API errors shouldn't be treated as probe errors
alexey-yarmosh opened this issue · comments
Currently while collecting probe metadata if our API failed (db problems, code problems, etc.) it will send the failed to collect probe metadata
message to the probe, which forces it to reconnect only in 1 hour. Instead we should reconnect in 1 hour only when we exactly know that the problem is with the probe itself. For cases when API is the root of error - probe should reconnect immediately.
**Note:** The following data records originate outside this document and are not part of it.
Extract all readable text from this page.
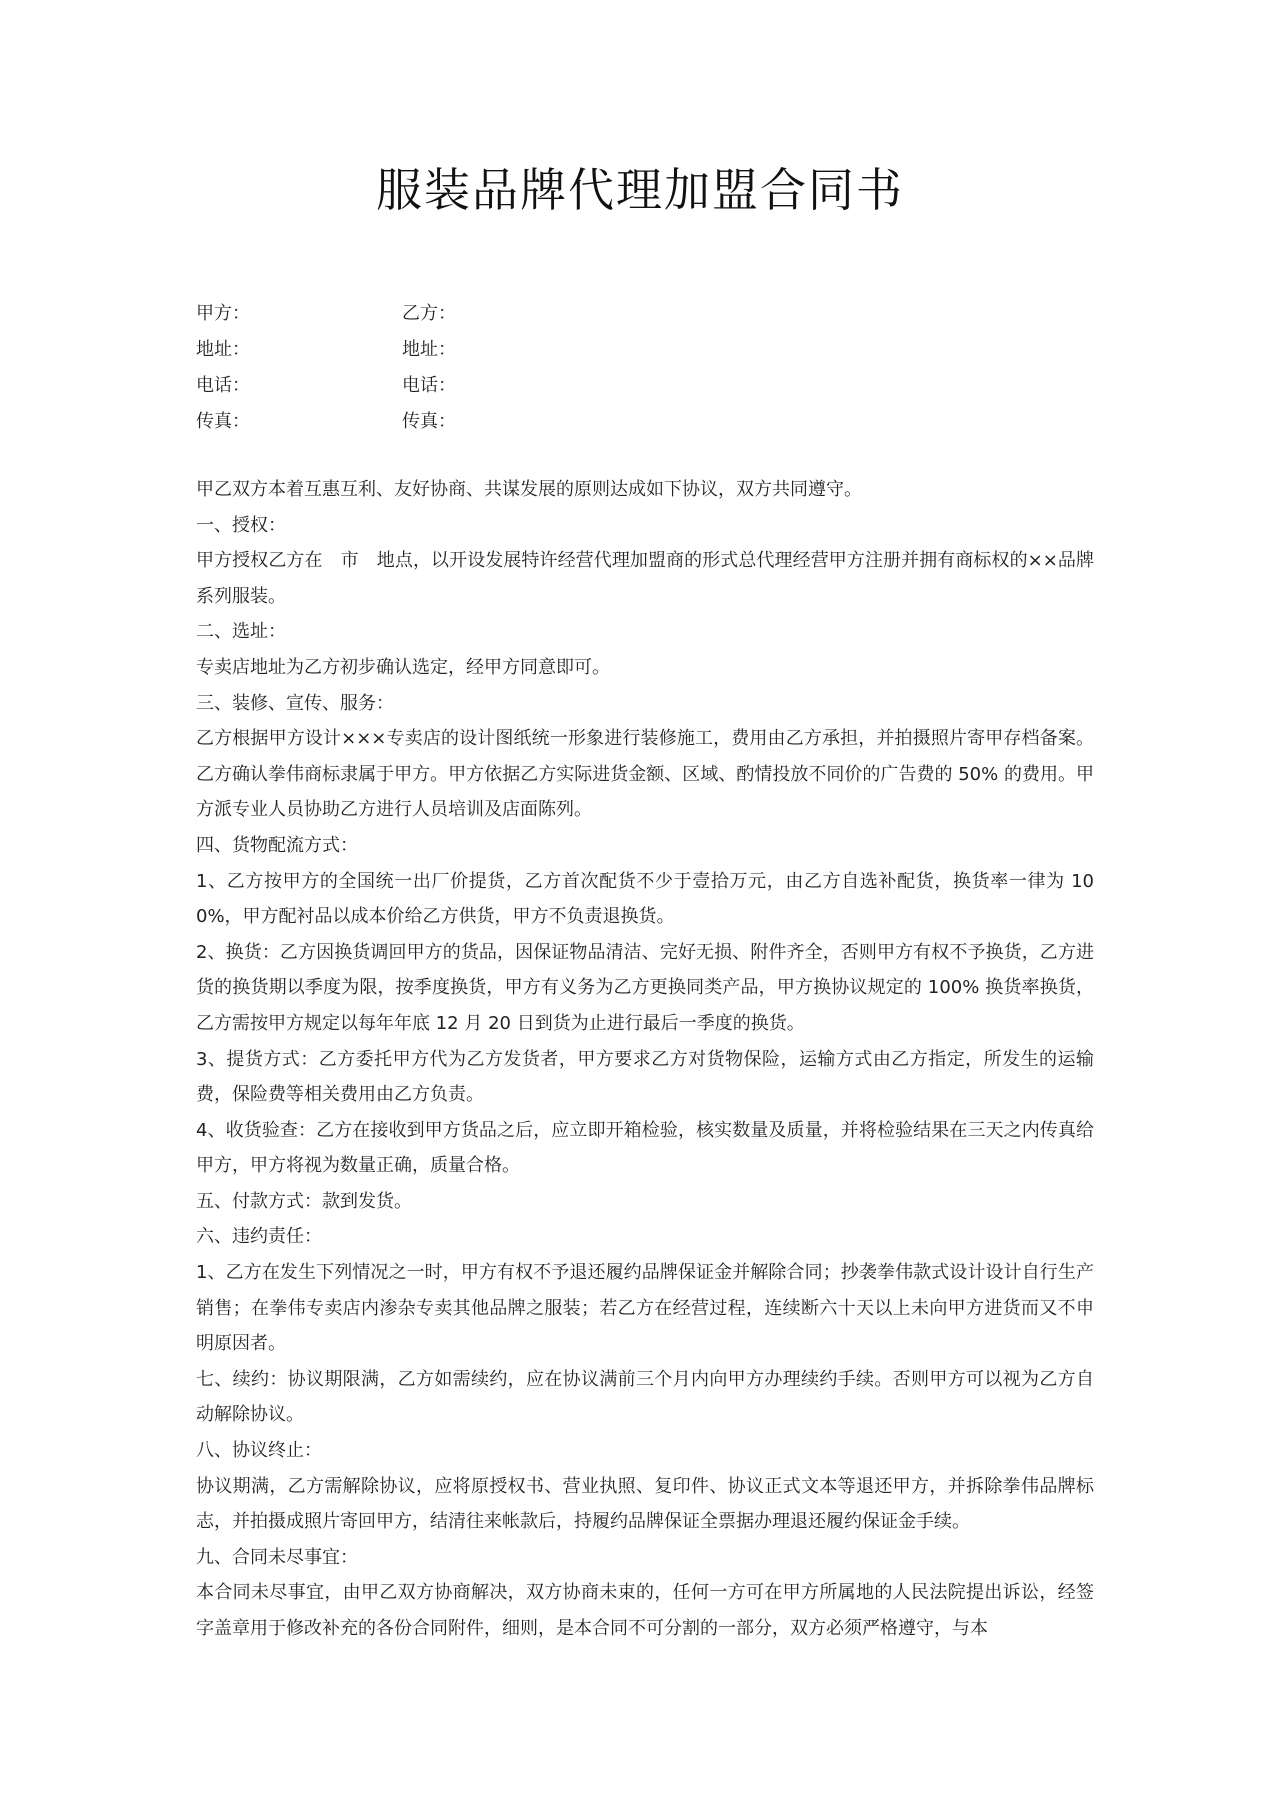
服装品牌代理加盟合同书
甲方：	乙方：
地址：	地址：
电话：	电话：
传真：	传真：

甲乙双方本着互惠互利、友好协商、共谋发展的原则达成如下协议，双方共同遵守。

一、授权：

甲方授权乙方在　市　地点，以开设发展特许经营代理加盟商的形式总代理经营甲方注册并拥有商标权的××品牌系列服装。

二、选址：

专卖店地址为乙方初步确认选定，经甲方同意即可。

三、装修、宣传、服务：

乙方根据甲方设计×××专卖店的设计图纸统一形象进行装修施工，费用由乙方承担，并拍摄照片寄甲存档备案。乙方确认拳伟商标隶属于甲方。甲方依据乙方实际进货金额、区域、酌情投放不同价的广告费的 50% 的费用。甲方派专业人员协助乙方进行人员培训及店面陈列。

四、货物配流方式：

1、乙方按甲方的全国统一出厂价提货，乙方首次配货不少于壹拾万元，由乙方自选补配货，换货率一律为 100%，甲方配衬品以成本价给乙方供货，甲方不负责退换货。

2、换货：乙方因换货调回甲方的货品，因保证物品清洁、完好无损、附件齐全，否则甲方有权不予换货，乙方进货的换货期以季度为限，按季度换货，甲方有义务为乙方更换同类产品，甲方换协议规定的 100% 换货率换货，乙方需按甲方规定以每年年底 12 月 20 日到货为止进行最后一季度的换货。

3、提货方式：乙方委托甲方代为乙方发货者，甲方要求乙方对货物保险，运输方式由乙方指定，所发生的运输费，保险费等相关费用由乙方负责。

4、收货验查：乙方在接收到甲方货品之后，应立即开箱检验，核实数量及质量，并将检验结果在三天之内传真给甲方，甲方将视为数量正确，质量合格。

五、付款方式：款到发货。

六、违约责任：

1、乙方在发生下列情况之一时，甲方有权不予退还履约品牌保证金并解除合同；抄袭拳伟款式设计设计自行生产销售；在拳伟专卖店内渗杂专卖其他品牌之服装；若乙方在经营过程，连续断六十天以上未向甲方进货而又不申明原因者。

七、续约：协议期限满，乙方如需续约，应在协议满前三个月内向甲方办理续约手续。否则甲方可以视为乙方自动解除协议。

八、协议终止：

协议期满，乙方需解除协议，应将原授权书、营业执照、复印件、协议正式文本等退还甲方，并拆除拳伟品牌标志，并拍摄成照片寄回甲方，结清往来帐款后，持履约品牌保证全票据办理退还履约保证金手续。

九、合同未尽事宜：

本合同未尽事宜，由甲乙双方协商解决，双方协商未束的，任何一方可在甲方所属地的人民法院提出诉讼，经签字盖章用于修改补充的各份合同附件，细则，是本合同不可分割的一部分，双方必须严格遵守，与本
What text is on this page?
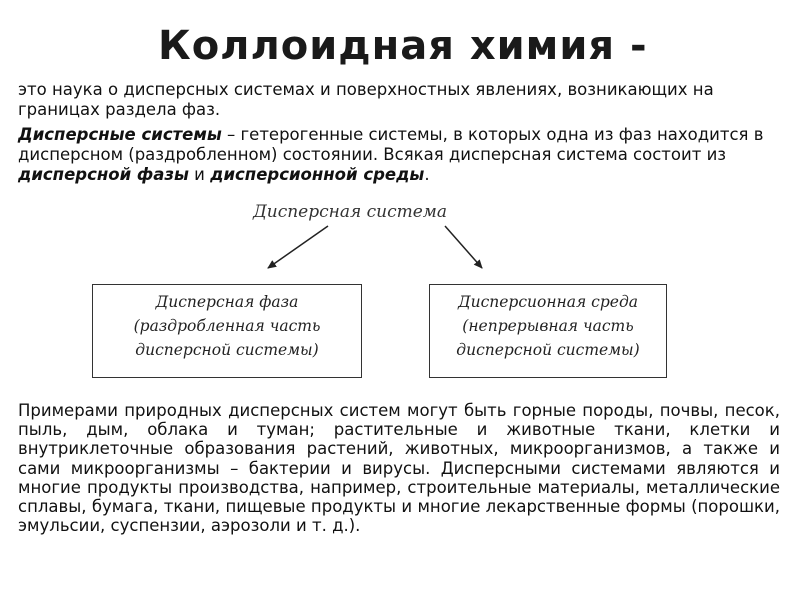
Коллоидная химия -

это наука о дисперсных системах и поверхностных явлениях, возникающих на границах раздела фаз.

Дисперсные системы – гетерогенные системы, в которых одна из фаз находится в дисперсном (раздробленном) состоянии. Всякая дисперсная система состоит из дисперсной фазы и дисперсионной среды.

Дисперсная система
Дисперсная фаза
(раздробленная часть
дисперсной системы)
Дисперсионная среда
(непрерывная часть
дисперсной системы)

Примерами природных дисперсных систем могут быть горные породы, почвы, песок, пыль, дым, облака и туман; растительные и животные ткани, клетки и внутриклеточные образования растений, животных, микроорганизмов, а также и сами микроорганизмы – бактерии и вирусы. Дисперсными системами являются и многие продукты производства, например, строительные материалы, металлические сплавы, бумага, ткани, пищевые продукты и многие лекарственные формы (порошки, эмульсии, суспензии, аэрозоли и т. д.).
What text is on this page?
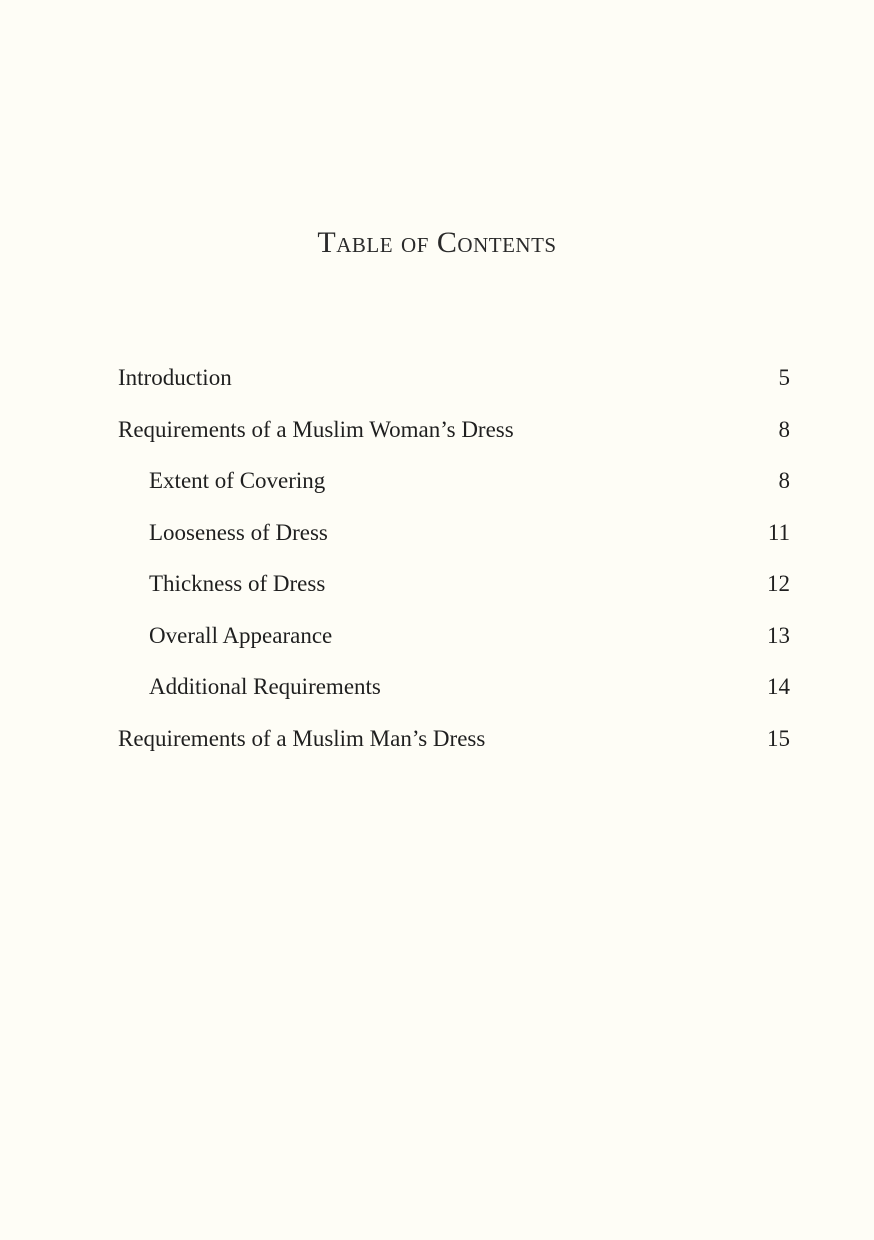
Table of Contents
Introduction	5
Requirements of a Muslim Woman’s Dress	8
Extent of Covering	8
Looseness of Dress	11
Thickness of Dress	12
Overall Appearance	13
Additional Requirements	14
Requirements of a Muslim Man’s Dress	15
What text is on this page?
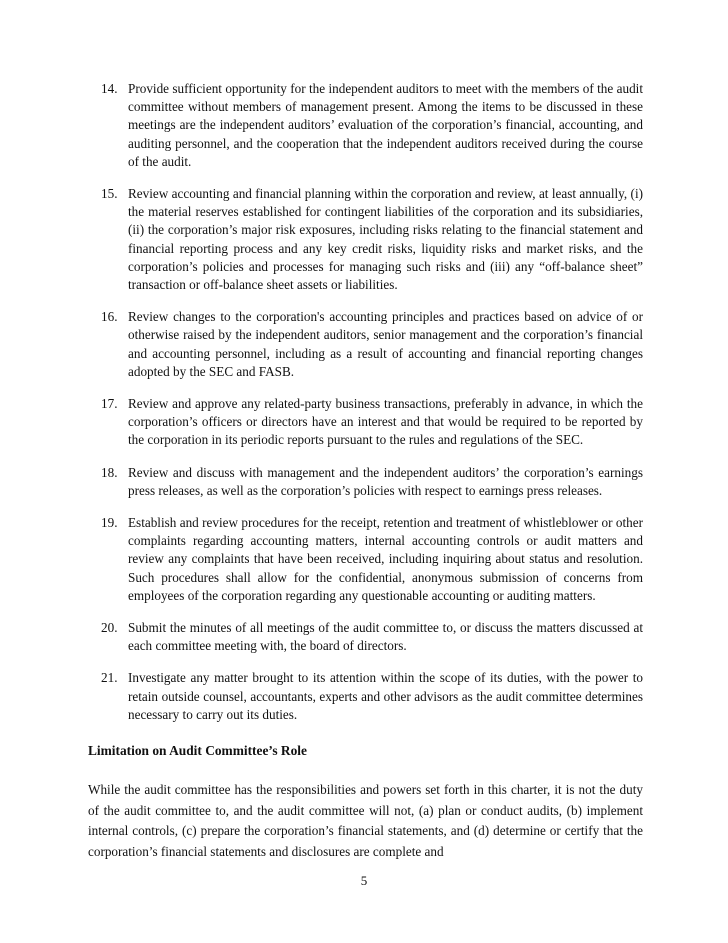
14. Provide sufficient opportunity for the independent auditors to meet with the members of the audit committee without members of management present. Among the items to be discussed in these meetings are the independent auditors’ evaluation of the corporation’s financial, accounting, and auditing personnel, and the cooperation that the independent auditors received during the course of the audit.
15. Review accounting and financial planning within the corporation and review, at least annually, (i) the material reserves established for contingent liabilities of the corporation and its subsidiaries, (ii) the corporation’s major risk exposures, including risks relating to the financial statement and financial reporting process and any key credit risks, liquidity risks and market risks, and the corporation’s policies and processes for managing such risks and (iii) any “off-balance sheet” transaction or off-balance sheet assets or liabilities.
16. Review changes to the corporation's accounting principles and practices based on advice of or otherwise raised by the independent auditors, senior management and the corporation’s financial and accounting personnel, including as a result of accounting and financial reporting changes adopted by the SEC and FASB.
17. Review and approve any related-party business transactions, preferably in advance, in which the corporation’s officers or directors have an interest and that would be required to be reported by the corporation in its periodic reports pursuant to the rules and regulations of the SEC.
18. Review and discuss with management and the independent auditors’ the corporation’s earnings press releases, as well as the corporation’s policies with respect to earnings press releases.
19. Establish and review procedures for the receipt, retention and treatment of whistleblower or other complaints regarding accounting matters, internal accounting controls or audit matters and review any complaints that have been received, including inquiring about status and resolution. Such procedures shall allow for the confidential, anonymous submission of concerns from employees of the corporation regarding any questionable accounting or auditing matters.
20. Submit the minutes of all meetings of the audit committee to, or discuss the matters discussed at each committee meeting with, the board of directors.
21. Investigate any matter brought to its attention within the scope of its duties, with the power to retain outside counsel, accountants, experts and other advisors as the audit committee determines necessary to carry out its duties.
Limitation on Audit Committee’s Role
While the audit committee has the responsibilities and powers set forth in this charter, it is not the duty of the audit committee to, and the audit committee will not, (a) plan or conduct audits, (b) implement internal controls, (c) prepare the corporation’s financial statements, and (d) determine or certify that the corporation’s financial statements and disclosures are complete and
5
Example of an API error, which caused the probe to disconnect for 1 hour:
Error: failed to collect probe metadata
at file:///app/dist/lib/ws/middleware/probe-metadata.js:20:15
[2023-08-10 14:16:52] [ERROR] [76] [probe-metadata] timeout reached while waiting for fetchSockets response
Error: timeout reached while waiting for fetchSockets response
at Timeout._onTimeout (/app/node_modules/@socket.io/redis-adapter/dist/index.js:568:28)
at listOnTimeout (node:internal/timers:569:17)
at process.processTimers (node:internal/timers:512:7)
[2023-08-10 14:16:52] [INFO] [76] [ws:error] disconnecting client 3kGpckjm0IzAEZ8fAAAT for (failed to collect probe metadata) [x.x.x.x]
[2023-08-10 14:16:52] [DEBUG] [76] [ws:error] failed to collect probe metadata
{ data: { ipAddress: 'x.x.x.x' } }